The study found that 51.5 per cent of the adult U.S. population had played the lottery in the previous year, with an average expenditure of $313 per person.

Black lottery players spent an average of $998 annually, while white players spent $210 and Hispanic players $289 a year.

For those with household income under $10,000, the average spending on lottery tickets was $520 a year; for those with incomes over $100,000 the average household spending on lotteries was $338.

Although no state had a lottery in modern times before 1964, they're now a big business.

State lotteries in the United States raised $2 billion in 1973, $17.6 billion in 1987, and $34 billion in 1997.

The latter figure does not include revenue from video lottery terminals which the Catholic Conference of Kentucky terms "the most intoxicating, addictive form of gambling."

The Duke report says lotteries are "in a sense the state governments' biggest business venture, and a rather problematic one given widespread ethical and pragmatic concerns about gambling."

"These concerns are compounded by the fact that state lottery agencies adopt marketing practices that are intended to persuade people to spend more on this form of gambling than they otherwise would," it added.

The commission's report itself found some social benefits to casino gambling, especially in terms of jobs for poor communities.

McKenna would not agree.

"Have you been to Atlantic City?" he asked. "Would you like to live in a community where tourists fear for their lives if they venture off the boardwalk?
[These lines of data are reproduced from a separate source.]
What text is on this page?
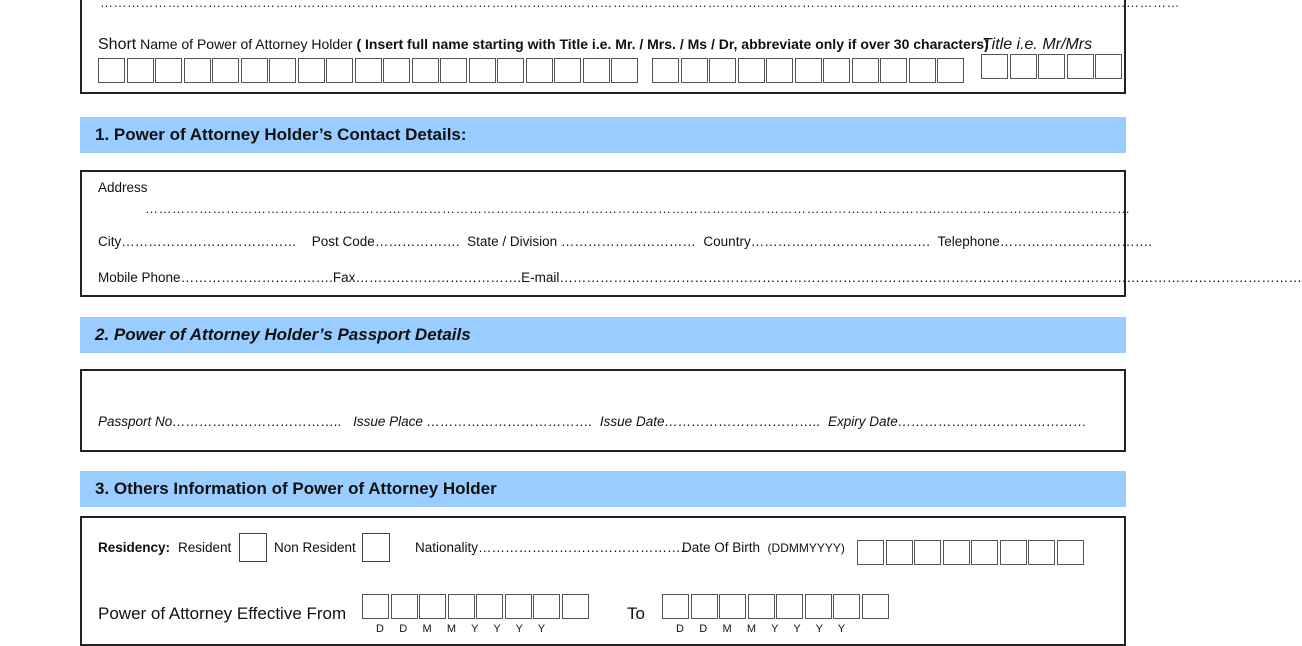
……………………………………………………………………………………………………………………………………………………………………………………………………………………
Short Name of Power of Attorney Holder ( Insert full name starting with Title i.e. Mr. / Mrs. / Ms / Dr, abbreviate only if over 30 characters)
Title i.e. Mr/Mrs
1. Power of Attorney Holder’s Contact Details:
Address
…………………………………………………………………………………………………………………………………………………………………………………………………
City………………………………… Post Code………………. State / Division ………………………… Country…………………………………. Telephone…………………………….
Mobile Phone…………………………….Fax……………………………….E-mail…………………………………………………………………………………………………………………………………………………
2. Power of Attorney Holder’s Passport Details
Passport No……………………………….. Issue Place ………………………………. Issue Date…………………………….. Expiry Date……………………………………
3. Others Information of Power of Attorney Holder
Residency: Resident	Non Resident	Nationality………………………………………..
Date Of Birth (DDMMYYYY)
Power of Attorney Effective From	To
D     D     M     M     Y     Y     Y     Y	D     D     M     M     Y     Y     Y     Y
That's typical of the type of crime-infested neighbourhoods that grow and flourish around casinos."

Kay Coles James kept her personal views on gambling to herself throughout the two years she chaired the National Gambling Impact Study Commission.

But at the June 18 press conference to release the final report, she declared herself firmly "anti-gambling."

James said she found it "extremely disturbing" to see how many Americans had gambling problems.

"When states aggressively promote behaviour that has the potential to be so destructive," James said, "they depart from their fundamental role to protect their citizens."